After reading and reviewing his latest novel, which centered heavily around dating as a New Yorker in 1990, I threw this question out at Ben - "Why did you write this book? What was your own dating history?" - here was how he replied:


Dating: A Topic I Know Little About.... By Ben Tanzer

I have barely dated as an adult and whatever I was doing before getting where I am now, fourteen years and two little children into a marriage with someone I met as a teenager, probably had less to do with dating acumen, than meeting someone, or someone’s, sometimes sober, sometimes not, and getting as much action as possible, all the while trying to both hold on until things terribly imploded, and futilely avoid the inevitable tears and anguish, usually mine, though also those of whoever's mother I was refusing to let go off and borderline stalk, though back then we called it courting.

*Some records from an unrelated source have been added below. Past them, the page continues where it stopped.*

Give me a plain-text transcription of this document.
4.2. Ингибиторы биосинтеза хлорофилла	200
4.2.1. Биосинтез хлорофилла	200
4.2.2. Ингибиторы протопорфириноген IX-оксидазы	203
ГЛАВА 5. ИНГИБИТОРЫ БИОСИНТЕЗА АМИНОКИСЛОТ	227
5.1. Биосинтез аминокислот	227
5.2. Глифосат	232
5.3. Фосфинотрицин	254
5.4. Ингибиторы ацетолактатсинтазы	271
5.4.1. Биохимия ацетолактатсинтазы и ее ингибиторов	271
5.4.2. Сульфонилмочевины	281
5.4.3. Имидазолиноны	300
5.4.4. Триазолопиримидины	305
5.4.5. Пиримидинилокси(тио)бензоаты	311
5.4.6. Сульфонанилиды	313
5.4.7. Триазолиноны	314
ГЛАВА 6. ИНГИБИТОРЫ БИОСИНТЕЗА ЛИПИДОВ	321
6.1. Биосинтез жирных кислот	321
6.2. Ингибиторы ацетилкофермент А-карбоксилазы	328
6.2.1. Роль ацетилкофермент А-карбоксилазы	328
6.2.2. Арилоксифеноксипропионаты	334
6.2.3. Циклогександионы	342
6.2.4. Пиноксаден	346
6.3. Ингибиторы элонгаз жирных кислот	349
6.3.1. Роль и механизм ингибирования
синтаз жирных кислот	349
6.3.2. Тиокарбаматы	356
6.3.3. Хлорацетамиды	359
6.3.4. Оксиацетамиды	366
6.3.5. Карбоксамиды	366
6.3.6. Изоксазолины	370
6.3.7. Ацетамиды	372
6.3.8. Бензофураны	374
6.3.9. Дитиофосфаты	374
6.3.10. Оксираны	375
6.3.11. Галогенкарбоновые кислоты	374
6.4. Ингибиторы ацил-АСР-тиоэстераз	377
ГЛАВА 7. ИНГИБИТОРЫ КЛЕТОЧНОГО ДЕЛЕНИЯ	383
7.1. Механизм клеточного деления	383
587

Wait, no we didn’t really call it courting, we just called it obsessive behavior, something I know a lot about.

Which is why I thought it would be fun to try and write a book about dating, because if we assume all new relationships are grounded in confusion, poor communication and working through whatever our compulsions are so we can hope to look normal and maybe even ultimately be loved, than I think I know enough about dating to write about it, especially when it allows me to riff on pop culture, New York City, sex, coping, friendship and the ripple effects of family dynamics across one’s lifetime, the things I obsess over any way.

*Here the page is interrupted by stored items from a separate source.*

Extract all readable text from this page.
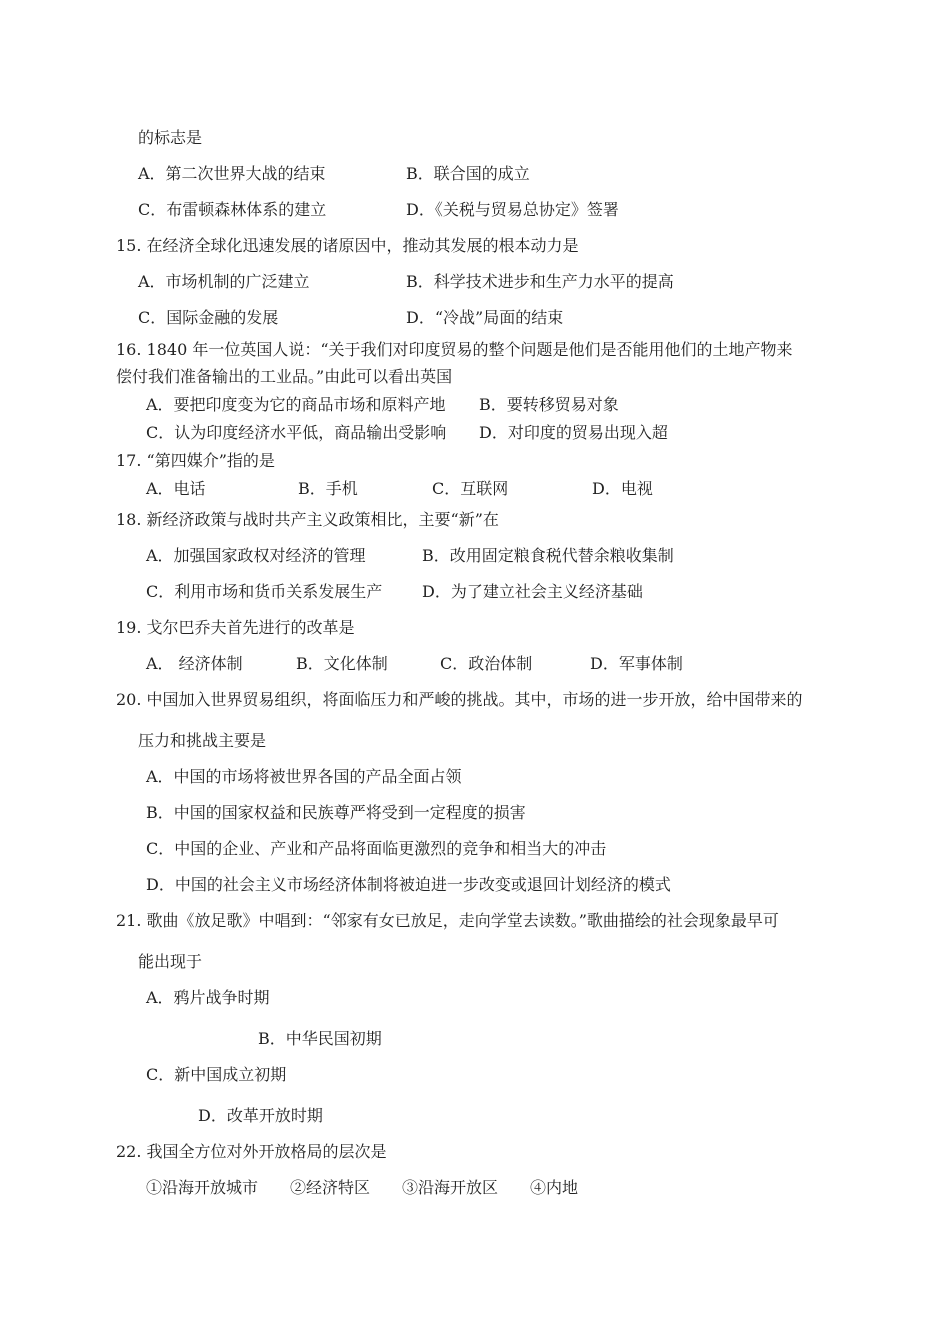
的标志是
A．第二次世界大战的结束	B．联合国的成立
C．布雷顿森林体系的建立	D．《关税与贸易总协定》签署
15. 在经济全球化迅速发展的诸原因中，推动其发展的根本动力是
A．市场机制的广泛建立	B．科学技术进步和生产力水平的提高
C．国际金融的发展	D．“冷战”局面的结束
16. 1840 年一位英国人说：“关于我们对印度贸易的整个问题是他们是否能用他们的土地产物来
偿付我们准备输出的工业品。”由此可以看出英国
A．要把印度变为它的商品市场和原料产地 B．要转移贸易对象
C．认为印度经济水平低，商品输出受影响 D．对印度的贸易出现入超
17. “第四媒介”指的是
A．电话	B．手机	C．互联网	D．电视
18. 新经济政策与战时共产主义政策相比，主要“新”在
A．加强国家政权对经济的管理	B．改用固定粮食税代替余粮收集制
C．利用市场和货币关系发展生产 D．为了建立社会主义经济基础
19. 戈尔巴乔夫首先进行的改革是
A． 经济体制	B．文化体制	C．政治体制	D．军事体制
20. 中国加入世界贸易组织，将面临压力和严峻的挑战。其中，市场的进一步开放，给中国带来的
压力和挑战主要是
A．中国的市场将被世界各国的产品全面占领
B．中国的国家权益和民族尊严将受到一定程度的损害
C．中国的企业、产业和产品将面临更激烈的竞争和相当大的冲击
D．中国的社会主义市场经济体制将被迫进一步改变或退回计划经济的模式
21. 歌曲《放足歌》中唱到：“邻家有女已放足，走向学堂去读数。”歌曲描绘的社会现象最早可
能出现于
A．鸦片战争时期
B．中华民国初期
C．新中国成立初期
D．改革开放时期
22. 我国全方位对外开放格局的层次是
①沿海开放城市　　②经济特区　　③沿海开放区　　④内地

And that is what Most Likely You Go Your Way and I’ll Go Mines grows out of, well that, and a woman I was once friends with who was getting married around the time I met her and when I asked her about how she and her husband met said "We dove right into it, we were in love, and that was it for me, and I thought for him, but of course, since he’s a guy, he backed out, got scared, crushed me, and then at some point we had to try and figure out if we could make it work despite all that."

I never forgot that conversation and when I finished my first novel Lucky Man, I thought what’s next, and I remembered that conversation, it had always been stuck in my brain and I started to wonder what it would look like for two people to fall fast and hard for each other, and then implode just as quickly, leaving them to decide at some point whether they want to try to piece whatever it was they once had back together again, and then if so, what that might look like?

It could probably look like a lot of things, but this is my version.


1 comment:

  1. And written like a veteran of the dating wars, which makes the literary achievement all that much more impressive.